Monday, August 22, 2016

Lords of Light? Not Quite

I finished reading Thundar, Man of Two Worlds, last night and this is my promised book report. As always, I will keep it short and try to avoid spoiling it for folks who want to read the book themselves.

First and foremost, the book is an homage to the work of Edgar Rice Burroughs. It was published in 1971, but reads more like something written in the 1930s (for good and ill). The author, John Bloodstone, is really writer Stuart J. Byrne. Byrne wrote pulp sci-fi back in the 1950s and 1960s, wrote a couple episodes of Men into Space (which I kind of dig) and a couple movies in the 1970s, and later wrote translations of Perry Rhodan stories.

The book concerns the adventures of Michael Storm, who is a mountain climber and swordsman (all such characters need to have a knowledge of sword fighting before they wind up in a swords and sorcery setting) who winds up in the far future through his reckless daring. Once in the far future, he gets into all sorts of trouble - again, I don't want to get into specifics, because blabbing about them would ruin all the good (which is little) this book has to offer.

Unfortunately, the book lacks ERB's creativity, or his pace reminiscent of old movie serials, with each chapter ending with the protagonists in a terrible situation, and the next beginning with how they escaped it ... only to fall into another by the chapter's end. You get a little of this in Thundar, but not enough, and like most fan fiction it doesn't completely gel. The book was clearly intended to be followed by others which, to my knowledge, did not materialize.

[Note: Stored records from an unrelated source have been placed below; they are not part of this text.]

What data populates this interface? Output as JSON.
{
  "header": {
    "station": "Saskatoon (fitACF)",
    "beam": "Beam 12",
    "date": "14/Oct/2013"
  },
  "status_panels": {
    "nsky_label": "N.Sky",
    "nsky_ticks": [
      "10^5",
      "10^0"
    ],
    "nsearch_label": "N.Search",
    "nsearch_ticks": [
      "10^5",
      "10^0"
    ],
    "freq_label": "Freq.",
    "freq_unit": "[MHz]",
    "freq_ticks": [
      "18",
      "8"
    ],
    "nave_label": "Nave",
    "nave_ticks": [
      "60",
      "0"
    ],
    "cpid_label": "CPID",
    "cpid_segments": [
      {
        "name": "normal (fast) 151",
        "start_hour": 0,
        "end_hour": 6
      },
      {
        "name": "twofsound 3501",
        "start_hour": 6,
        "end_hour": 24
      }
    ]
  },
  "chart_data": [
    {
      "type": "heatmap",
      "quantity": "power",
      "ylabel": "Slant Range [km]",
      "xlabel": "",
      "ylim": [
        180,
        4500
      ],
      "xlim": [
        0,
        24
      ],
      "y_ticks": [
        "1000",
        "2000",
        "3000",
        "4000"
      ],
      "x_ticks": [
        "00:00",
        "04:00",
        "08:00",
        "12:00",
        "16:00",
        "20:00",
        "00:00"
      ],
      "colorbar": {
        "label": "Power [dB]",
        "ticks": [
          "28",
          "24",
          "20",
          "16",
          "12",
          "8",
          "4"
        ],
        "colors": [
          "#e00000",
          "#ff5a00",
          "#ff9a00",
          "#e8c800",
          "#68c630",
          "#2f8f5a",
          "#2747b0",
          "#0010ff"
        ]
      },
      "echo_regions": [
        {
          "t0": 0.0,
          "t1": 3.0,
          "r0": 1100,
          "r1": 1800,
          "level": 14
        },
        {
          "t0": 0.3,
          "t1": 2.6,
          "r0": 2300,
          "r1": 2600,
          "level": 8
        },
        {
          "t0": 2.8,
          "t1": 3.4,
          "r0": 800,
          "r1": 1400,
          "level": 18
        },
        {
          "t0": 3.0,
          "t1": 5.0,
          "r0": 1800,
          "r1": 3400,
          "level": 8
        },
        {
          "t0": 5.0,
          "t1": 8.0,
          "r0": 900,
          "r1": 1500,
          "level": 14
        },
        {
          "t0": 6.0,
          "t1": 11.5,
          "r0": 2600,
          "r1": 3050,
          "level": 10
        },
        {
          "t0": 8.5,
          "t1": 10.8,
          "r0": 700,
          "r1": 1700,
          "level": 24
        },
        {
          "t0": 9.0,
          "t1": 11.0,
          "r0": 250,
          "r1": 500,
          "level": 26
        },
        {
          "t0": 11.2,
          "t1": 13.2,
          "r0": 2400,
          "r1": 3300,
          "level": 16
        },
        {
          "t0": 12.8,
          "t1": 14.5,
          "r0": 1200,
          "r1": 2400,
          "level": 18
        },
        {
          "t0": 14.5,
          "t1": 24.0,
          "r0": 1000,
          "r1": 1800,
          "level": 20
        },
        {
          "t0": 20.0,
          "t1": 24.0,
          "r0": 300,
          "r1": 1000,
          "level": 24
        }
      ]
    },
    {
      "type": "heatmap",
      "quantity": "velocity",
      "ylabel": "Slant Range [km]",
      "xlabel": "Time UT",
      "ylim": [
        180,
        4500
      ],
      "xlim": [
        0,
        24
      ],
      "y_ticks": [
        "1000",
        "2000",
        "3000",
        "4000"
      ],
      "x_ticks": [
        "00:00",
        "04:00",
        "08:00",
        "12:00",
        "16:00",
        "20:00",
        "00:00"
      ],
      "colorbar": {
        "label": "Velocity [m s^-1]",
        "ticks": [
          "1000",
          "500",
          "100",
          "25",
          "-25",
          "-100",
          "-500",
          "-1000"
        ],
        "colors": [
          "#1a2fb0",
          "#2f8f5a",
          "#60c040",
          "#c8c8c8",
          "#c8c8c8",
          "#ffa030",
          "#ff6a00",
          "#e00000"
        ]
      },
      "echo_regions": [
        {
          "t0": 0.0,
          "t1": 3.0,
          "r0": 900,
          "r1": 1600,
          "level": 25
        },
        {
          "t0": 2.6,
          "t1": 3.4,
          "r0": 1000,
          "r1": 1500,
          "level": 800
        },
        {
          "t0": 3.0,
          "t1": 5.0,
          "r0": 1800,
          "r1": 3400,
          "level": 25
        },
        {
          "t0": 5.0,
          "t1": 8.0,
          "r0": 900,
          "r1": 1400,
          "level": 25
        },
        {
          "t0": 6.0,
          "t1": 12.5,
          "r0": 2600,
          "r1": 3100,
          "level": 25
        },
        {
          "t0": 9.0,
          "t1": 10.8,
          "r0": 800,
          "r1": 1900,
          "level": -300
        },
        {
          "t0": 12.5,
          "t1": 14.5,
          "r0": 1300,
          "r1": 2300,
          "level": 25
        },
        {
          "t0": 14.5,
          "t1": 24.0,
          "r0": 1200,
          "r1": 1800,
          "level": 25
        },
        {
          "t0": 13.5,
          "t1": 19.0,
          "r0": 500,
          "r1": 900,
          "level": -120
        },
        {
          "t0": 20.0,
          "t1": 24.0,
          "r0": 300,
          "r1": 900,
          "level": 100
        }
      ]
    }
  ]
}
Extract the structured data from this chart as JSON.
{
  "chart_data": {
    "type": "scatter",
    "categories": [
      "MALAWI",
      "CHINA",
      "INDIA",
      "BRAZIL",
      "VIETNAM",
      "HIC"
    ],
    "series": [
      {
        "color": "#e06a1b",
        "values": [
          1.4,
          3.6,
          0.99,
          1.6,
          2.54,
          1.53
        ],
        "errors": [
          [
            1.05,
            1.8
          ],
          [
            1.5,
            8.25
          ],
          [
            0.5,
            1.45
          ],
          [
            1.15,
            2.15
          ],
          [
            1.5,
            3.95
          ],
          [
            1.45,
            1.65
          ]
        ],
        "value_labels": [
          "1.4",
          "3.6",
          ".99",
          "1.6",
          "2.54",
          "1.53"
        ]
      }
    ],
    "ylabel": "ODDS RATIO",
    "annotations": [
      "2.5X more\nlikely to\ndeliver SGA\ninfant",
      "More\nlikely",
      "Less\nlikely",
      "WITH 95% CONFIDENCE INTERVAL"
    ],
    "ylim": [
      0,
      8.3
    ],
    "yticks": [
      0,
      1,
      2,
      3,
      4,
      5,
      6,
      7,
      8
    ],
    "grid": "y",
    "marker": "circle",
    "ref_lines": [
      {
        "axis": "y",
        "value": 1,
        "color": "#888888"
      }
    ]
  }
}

Now, as to whether this book could have influenced the Thundarr the Barbarian cartoon (1980-1982) ... maybe, but only in very small ways. If it had any influence, I would guess it was a matter of the creators of the cartoon having a hazy remembrance of the book. Cartoon Thundarr looks a little like the guy on the cover, but the resemblance ends there. There is no Ookla the Mok (and the Mogg in the book can only have influenced the word "mok", and nothing else about old Ookla), though there is a "dawn man" called Koom (and he's pretty cool - more Koom would have made for a better book in my opinion). There is no Princess Ariel (though there is a Princess Cylayne, who does help Thundar and mostly serves as a Dejah Thoris stand-in to motivate our hero). There is some super science, but no sorcery. There is no sun sword, though there is a blade of Damascus steel. There was a catastrophic cosmic event that screwed up the Earth, but the story is set a million years in the future, so there are no remnants of the 1980s. In short ... very little influence. There is suggestion that this world was the origin of the advanced peoples of South America, but the people we meet in this future earth don't apparently resemble them at all - I kept expecting this and was disappointed.

Can gamers get any inspiration from the book? Maybe, but I doubt it. The world building is pretty simplistic. You have mountains and a jungle and an inland sea and two rival cities on its shores, and not much else. I would expect that every DM's first stab at making up a campaign world was as good as anything you would get in this book. There's almost a cool hook involving technology's influence over the world, but it remains vague, perhaps to be dealt with in more detail in the later books that didn't happen. Even if technology had been more fully explained, it mostly shows up as a deus ex machina, which wouldn't be too handy to a DM writing a campaign world. The way Michael Storm ends up in the far future could be copied for a game - it was pretty fun,  but not revolutionary.